You can also make a huge stretch here and even suggest that this is why the AI doesn’t just wipe out the movie’s main characters. It recognizes that they’re trying to activate the shutdown protocol (are they, perhaps, the only people in the world pursuing this strategy?), and so it doesn’t act against them inasmuch as they’re doing that. Inasmuch as they stray from this goal and pursue anything else, however (under whatever arcane conditions it recognizes), it’s able to oppose them on those other pursuits.
(Have not watched the movie, again.)
I agree that an self-improving AI could have a largely preserved utility function, and that some quirk in the original one may well lead to humanity finding a state in which both the otherwise omnicidal AI wins and humanity doesn’t die.
I’m not convinced that it’s at all likely. There are many kinds of things that behave something like utility functions but come apart from utility functions on closer inspection and a self-improving superintelligent AGI seems likely to inspect such things very closely. All of the following are very likely different in many respects:
How an entity actually behaves;
What the entity models about how it behaves;
What the entity models about how it should behave in future;
What the entity models after reflection and further observation about how it actually behaves;
What the entity models after reflection and further observation about how it should behave in future;
All of the above, but after substantial upgrades in capabilities.

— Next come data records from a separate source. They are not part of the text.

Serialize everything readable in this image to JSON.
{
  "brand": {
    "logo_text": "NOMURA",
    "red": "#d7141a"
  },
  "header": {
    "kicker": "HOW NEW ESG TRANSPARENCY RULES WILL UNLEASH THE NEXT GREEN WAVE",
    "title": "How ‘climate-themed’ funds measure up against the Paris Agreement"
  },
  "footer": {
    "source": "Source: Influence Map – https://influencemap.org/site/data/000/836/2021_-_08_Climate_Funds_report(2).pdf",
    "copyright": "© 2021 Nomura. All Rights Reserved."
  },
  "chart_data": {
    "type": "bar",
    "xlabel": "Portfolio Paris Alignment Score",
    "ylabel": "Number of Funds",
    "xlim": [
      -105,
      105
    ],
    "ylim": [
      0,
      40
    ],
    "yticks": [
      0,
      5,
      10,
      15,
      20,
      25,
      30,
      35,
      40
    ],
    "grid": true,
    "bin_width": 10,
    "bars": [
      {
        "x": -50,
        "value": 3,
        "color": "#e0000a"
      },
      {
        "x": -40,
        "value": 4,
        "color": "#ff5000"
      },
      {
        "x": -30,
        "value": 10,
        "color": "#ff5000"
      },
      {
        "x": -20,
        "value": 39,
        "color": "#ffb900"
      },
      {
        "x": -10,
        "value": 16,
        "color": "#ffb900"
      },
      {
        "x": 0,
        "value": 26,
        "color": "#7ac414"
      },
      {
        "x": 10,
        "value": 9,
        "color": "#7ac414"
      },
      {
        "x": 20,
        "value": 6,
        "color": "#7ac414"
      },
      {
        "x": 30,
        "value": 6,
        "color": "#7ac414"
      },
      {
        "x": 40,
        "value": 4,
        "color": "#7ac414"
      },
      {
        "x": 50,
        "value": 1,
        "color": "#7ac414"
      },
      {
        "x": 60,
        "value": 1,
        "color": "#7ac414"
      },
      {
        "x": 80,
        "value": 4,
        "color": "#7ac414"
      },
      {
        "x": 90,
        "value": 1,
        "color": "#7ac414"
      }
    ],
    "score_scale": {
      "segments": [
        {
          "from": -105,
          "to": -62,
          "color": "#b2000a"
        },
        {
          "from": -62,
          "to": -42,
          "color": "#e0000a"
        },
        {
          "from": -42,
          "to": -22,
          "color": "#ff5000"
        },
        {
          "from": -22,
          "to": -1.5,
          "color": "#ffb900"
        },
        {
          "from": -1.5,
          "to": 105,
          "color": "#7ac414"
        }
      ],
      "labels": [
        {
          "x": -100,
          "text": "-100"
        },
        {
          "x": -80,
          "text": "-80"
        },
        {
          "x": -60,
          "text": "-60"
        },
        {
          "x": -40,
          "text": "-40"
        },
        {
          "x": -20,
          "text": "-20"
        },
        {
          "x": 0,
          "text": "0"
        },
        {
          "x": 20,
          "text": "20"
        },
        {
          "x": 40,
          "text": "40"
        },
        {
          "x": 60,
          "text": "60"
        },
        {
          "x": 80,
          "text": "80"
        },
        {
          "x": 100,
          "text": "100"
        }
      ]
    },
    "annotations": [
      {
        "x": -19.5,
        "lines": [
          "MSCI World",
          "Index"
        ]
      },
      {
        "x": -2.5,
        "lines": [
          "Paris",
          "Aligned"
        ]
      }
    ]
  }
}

We can’t collapse all of these into a “utility function”, even for highly coherent superintelligent entities. Perhaps especially for superintelligence entities, since they are likely far more complex internally than can be encompassed by these crude distinctions and may operate completely differently. There may not be anything like “models” or “goals” or “values”.

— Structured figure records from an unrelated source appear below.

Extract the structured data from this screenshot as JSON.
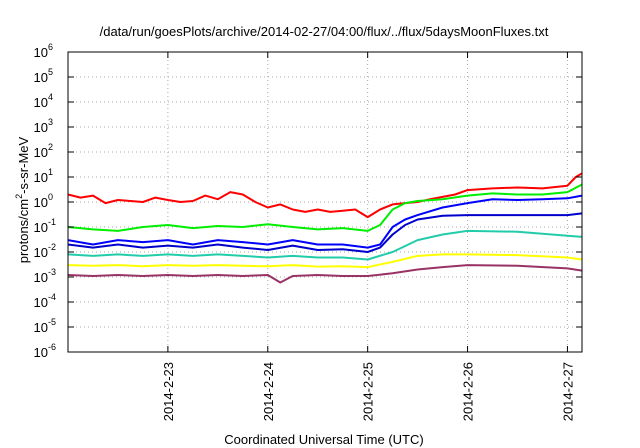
{
  "chart_data": {
    "type": "line",
    "title": "/data/run/goesPlots/archive/2014-02-27/04:00/flux/../flux/5daysMoonFluxes.txt",
    "xlabel": "Coordinated Universal Time (UTC)",
    "ylabel": "protons/cm2-s-sr-MeV",
    "ylabel_parts": {
      "base": "protons/cm",
      "sup": "2",
      "rest": "-s-sr-MeV"
    },
    "yscale": "log",
    "ylim_exponents": [
      -6,
      6
    ],
    "y_tick_base": "10",
    "y_tick_exponents": [
      "-6",
      "-5",
      "-4",
      "-3",
      "-2",
      "-1",
      "0",
      "1",
      "2",
      "3",
      "4",
      "5",
      "6"
    ],
    "xlim_days": [
      "2014-02-22",
      "2014-02-27T03:30"
    ],
    "x_ticks": [
      "2014-2-23",
      "2014-2-24",
      "2014-2-25",
      "2014-2-26",
      "2014-2-27"
    ],
    "grid": true,
    "legend": "none",
    "series": [
      {
        "color": "#ff0000",
        "points": [
          [
            "2014-02-22T00:00",
            2.0
          ],
          [
            "2014-02-22T03:00",
            1.5
          ],
          [
            "2014-02-22T06:00",
            1.8
          ],
          [
            "2014-02-22T09:00",
            0.9
          ],
          [
            "2014-02-22T12:00",
            1.2
          ],
          [
            "2014-02-22T15:00",
            1.1
          ],
          [
            "2014-02-22T18:00",
            1.0
          ],
          [
            "2014-02-22T21:00",
            1.5
          ],
          [
            "2014-02-23T00:00",
            1.2
          ],
          [
            "2014-02-23T03:00",
            1.0
          ],
          [
            "2014-02-23T06:00",
            1.1
          ],
          [
            "2014-02-23T09:00",
            1.8
          ],
          [
            "2014-02-23T12:00",
            1.3
          ],
          [
            "2014-02-23T15:00",
            2.5
          ],
          [
            "2014-02-23T18:00",
            2.0
          ],
          [
            "2014-02-23T21:00",
            1.0
          ],
          [
            "2014-02-24T00:00",
            0.6
          ],
          [
            "2014-02-24T03:00",
            0.8
          ],
          [
            "2014-02-24T06:00",
            0.5
          ],
          [
            "2014-02-24T09:00",
            0.4
          ],
          [
            "2014-02-24T12:00",
            0.5
          ],
          [
            "2014-02-24T15:00",
            0.4
          ],
          [
            "2014-02-24T18:00",
            0.45
          ],
          [
            "2014-02-24T21:00",
            0.5
          ],
          [
            "2014-02-25T00:00",
            0.25
          ],
          [
            "2014-02-25T03:00",
            0.5
          ],
          [
            "2014-02-25T06:00",
            0.8
          ],
          [
            "2014-02-25T09:00",
            0.9
          ],
          [
            "2014-02-25T12:00",
            1.0
          ],
          [
            "2014-02-25T15:00",
            1.3
          ],
          [
            "2014-02-25T18:00",
            1.6
          ],
          [
            "2014-02-25T21:00",
            2.0
          ],
          [
            "2014-02-26T00:00",
            3.0
          ],
          [
            "2014-02-26T06:00",
            3.5
          ],
          [
            "2014-02-26T12:00",
            3.8
          ],
          [
            "2014-02-26T18:00",
            3.5
          ],
          [
            "2014-02-27T00:00",
            4.5
          ],
          [
            "2014-02-27T02:00",
            10.0
          ],
          [
            "2014-02-27T03:30",
            14.0
          ]
        ]
      },
      {
        "color": "#00ee00",
        "points": [
          [
            "2014-02-22T00:00",
            0.1
          ],
          [
            "2014-02-22T06:00",
            0.08
          ],
          [
            "2014-02-22T12:00",
            0.07
          ],
          [
            "2014-02-22T18:00",
            0.1
          ],
          [
            "2014-02-23T00:00",
            0.12
          ],
          [
            "2014-02-23T06:00",
            0.09
          ],
          [
            "2014-02-23T12:00",
            0.11
          ],
          [
            "2014-02-23T18:00",
            0.1
          ],
          [
            "2014-02-24T00:00",
            0.13
          ],
          [
            "2014-02-24T06:00",
            0.1
          ],
          [
            "2014-02-24T12:00",
            0.08
          ],
          [
            "2014-02-24T18:00",
            0.09
          ],
          [
            "2014-02-25T00:00",
            0.07
          ],
          [
            "2014-02-25T03:00",
            0.12
          ],
          [
            "2014-02-25T06:00",
            0.5
          ],
          [
            "2014-02-25T09:00",
            0.9
          ],
          [
            "2014-02-25T12:00",
            1.1
          ],
          [
            "2014-02-25T18:00",
            1.3
          ],
          [
            "2014-02-26T00:00",
            1.8
          ],
          [
            "2014-02-26T06:00",
            2.2
          ],
          [
            "2014-02-26T12:00",
            2.0
          ],
          [
            "2014-02-26T18:00",
            2.0
          ],
          [
            "2014-02-27T00:00",
            2.5
          ],
          [
            "2014-02-27T03:30",
            5.0
          ]
        ]
      },
      {
        "color": "#0000ff",
        "points": [
          [
            "2014-02-22T00:00",
            0.03
          ],
          [
            "2014-02-22T06:00",
            0.02
          ],
          [
            "2014-02-22T12:00",
            0.03
          ],
          [
            "2014-02-22T18:00",
            0.025
          ],
          [
            "2014-02-23T00:00",
            0.03
          ],
          [
            "2014-02-23T06:00",
            0.02
          ],
          [
            "2014-02-23T12:00",
            0.03
          ],
          [
            "2014-02-23T18:00",
            0.025
          ],
          [
            "2014-02-24T00:00",
            0.02
          ],
          [
            "2014-02-24T06:00",
            0.03
          ],
          [
            "2014-02-24T12:00",
            0.02
          ],
          [
            "2014-02-24T18:00",
            0.02
          ],
          [
            "2014-02-25T00:00",
            0.015
          ],
          [
            "2014-02-25T03:00",
            0.02
          ],
          [
            "2014-02-25T06:00",
            0.1
          ],
          [
            "2014-02-25T09:00",
            0.2
          ],
          [
            "2014-02-25T12:00",
            0.3
          ],
          [
            "2014-02-25T18:00",
            0.6
          ],
          [
            "2014-02-26T00:00",
            0.9
          ],
          [
            "2014-02-26T06:00",
            1.3
          ],
          [
            "2014-02-26T12:00",
            1.2
          ],
          [
            "2014-02-26T18:00",
            1.3
          ],
          [
            "2014-02-27T00:00",
            1.4
          ],
          [
            "2014-02-27T03:30",
            1.8
          ]
        ]
      },
      {
        "color": "#0000cc",
        "points": [
          [
            "2014-02-22T00:00",
            0.02
          ],
          [
            "2014-02-22T06:00",
            0.015
          ],
          [
            "2014-02-22T12:00",
            0.02
          ],
          [
            "2014-02-22T18:00",
            0.015
          ],
          [
            "2014-02-23T00:00",
            0.018
          ],
          [
            "2014-02-23T06:00",
            0.015
          ],
          [
            "2014-02-23T12:00",
            0.02
          ],
          [
            "2014-02-23T18:00",
            0.015
          ],
          [
            "2014-02-24T00:00",
            0.012
          ],
          [
            "2014-02-24T06:00",
            0.018
          ],
          [
            "2014-02-24T12:00",
            0.012
          ],
          [
            "2014-02-24T18:00",
            0.013
          ],
          [
            "2014-02-25T00:00",
            0.01
          ],
          [
            "2014-02-25T03:00",
            0.015
          ],
          [
            "2014-02-25T06:00",
            0.05
          ],
          [
            "2014-02-25T09:00",
            0.12
          ],
          [
            "2014-02-25T12:00",
            0.2
          ],
          [
            "2014-02-25T18:00",
            0.28
          ],
          [
            "2014-02-26T00:00",
            0.3
          ],
          [
            "2014-02-26T12:00",
            0.3
          ],
          [
            "2014-02-27T00:00",
            0.3
          ],
          [
            "2014-02-27T03:30",
            0.35
          ]
        ]
      },
      {
        "color": "#22ccaa",
        "points": [
          [
            "2014-02-22T00:00",
            0.008
          ],
          [
            "2014-02-22T06:00",
            0.007
          ],
          [
            "2014-02-22T12:00",
            0.008
          ],
          [
            "2014-02-22T18:00",
            0.007
          ],
          [
            "2014-02-23T00:00",
            0.008
          ],
          [
            "2014-02-23T06:00",
            0.007
          ],
          [
            "2014-02-23T12:00",
            0.008
          ],
          [
            "2014-02-23T18:00",
            0.007
          ],
          [
            "2014-02-24T00:00",
            0.006
          ],
          [
            "2014-02-24T06:00",
            0.007
          ],
          [
            "2014-02-24T12:00",
            0.006
          ],
          [
            "2014-02-24T18:00",
            0.006
          ],
          [
            "2014-02-25T00:00",
            0.005
          ],
          [
            "2014-02-25T06:00",
            0.01
          ],
          [
            "2014-02-25T12:00",
            0.03
          ],
          [
            "2014-02-25T18:00",
            0.05
          ],
          [
            "2014-02-26T00:00",
            0.07
          ],
          [
            "2014-02-26T12:00",
            0.065
          ],
          [
            "2014-02-27T00:00",
            0.045
          ],
          [
            "2014-02-27T03:30",
            0.04
          ]
        ]
      },
      {
        "color": "#ffff00",
        "points": [
          [
            "2014-02-22T00:00",
            0.003
          ],
          [
            "2014-02-22T06:00",
            0.0028
          ],
          [
            "2014-02-22T12:00",
            0.003
          ],
          [
            "2014-02-22T18:00",
            0.0027
          ],
          [
            "2014-02-23T00:00",
            0.003
          ],
          [
            "2014-02-23T06:00",
            0.0028
          ],
          [
            "2014-02-23T12:00",
            0.003
          ],
          [
            "2014-02-23T18:00",
            0.0028
          ],
          [
            "2014-02-24T00:00",
            0.0027
          ],
          [
            "2014-02-24T06:00",
            0.003
          ],
          [
            "2014-02-24T12:00",
            0.0026
          ],
          [
            "2014-02-24T18:00",
            0.0027
          ],
          [
            "2014-02-25T00:00",
            0.0025
          ],
          [
            "2014-02-25T06:00",
            0.004
          ],
          [
            "2014-02-25T12:00",
            0.007
          ],
          [
            "2014-02-25T18:00",
            0.008
          ],
          [
            "2014-02-26T00:00",
            0.008
          ],
          [
            "2014-02-26T12:00",
            0.0075
          ],
          [
            "2014-02-27T00:00",
            0.006
          ],
          [
            "2014-02-27T03:30",
            0.005
          ]
        ]
      },
      {
        "color": "#993366",
        "points": [
          [
            "2014-02-22T00:00",
            0.0012
          ],
          [
            "2014-02-22T06:00",
            0.0011
          ],
          [
            "2014-02-22T12:00",
            0.0012
          ],
          [
            "2014-02-22T18:00",
            0.0011
          ],
          [
            "2014-02-23T00:00",
            0.0012
          ],
          [
            "2014-02-23T06:00",
            0.0011
          ],
          [
            "2014-02-23T12:00",
            0.0012
          ],
          [
            "2014-02-23T18:00",
            0.0011
          ],
          [
            "2014-02-24T00:00",
            0.0012
          ],
          [
            "2014-02-24T03:00",
            0.0006
          ],
          [
            "2014-02-24T06:00",
            0.0011
          ],
          [
            "2014-02-24T12:00",
            0.0012
          ],
          [
            "2014-02-24T18:00",
            0.0011
          ],
          [
            "2014-02-25T00:00",
            0.0011
          ],
          [
            "2014-02-25T06:00",
            0.0014
          ],
          [
            "2014-02-25T12:00",
            0.002
          ],
          [
            "2014-02-25T18:00",
            0.0025
          ],
          [
            "2014-02-26T00:00",
            0.003
          ],
          [
            "2014-02-26T12:00",
            0.0028
          ],
          [
            "2014-02-27T00:00",
            0.0022
          ],
          [
            "2014-02-27T03:30",
            0.0018
          ]
        ]
      }
    ]
  }
}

One thing in particular is that the entity’s behaviour after self-modification will be determined far more by (5) than by (1). The important thing is that (5) depends upon runtime data dependent upon observations and history, and for an intelligent agent is almost certainly mutable to a substantial degree.
A paperclipper that will shut down after seeing a picture of a juggling octopus doesn’t necessarily value that part of its behaviour. It doesn’t even necessarily value being a paperclipper, and may not preserve either of these over time and self-modification. If the paperclipping behaviour continues over major self-modifications then it probably is dependent upon something like a preserved value, but you can’t conclude that anything similar holds for the octopus behaviour until you actually observe it.
… or unless you derive strong mathematical proofs about which of their features agentic systems will preserve under self-modification, and design your system such that it approximates these idealized agents and the octopus behavior counts as one of the preserved features.
If you ~randomly sample superintelligent entities from a wide distribution meeting some desiderata, as the modern DL is doing, then yeah, there are no such guarantees. But that’s surely not the only way to design minds (much like “train an NN to do modular addition” is not the only way to write a modular-addition algorithm), and in the context of a movie, we can charitably assume that the AI was built using one of the more tractable avenues.
I do think that the trend in media related to showing extremely progressed and aggressive AI will undoubtedly have an effect on global legislation over the next several decades, and wondered if anyone else who saw this film also agreed with me so I am glad to see that there may be some substance to my thought track, does anyone else agree or have any expansions i should be aware of?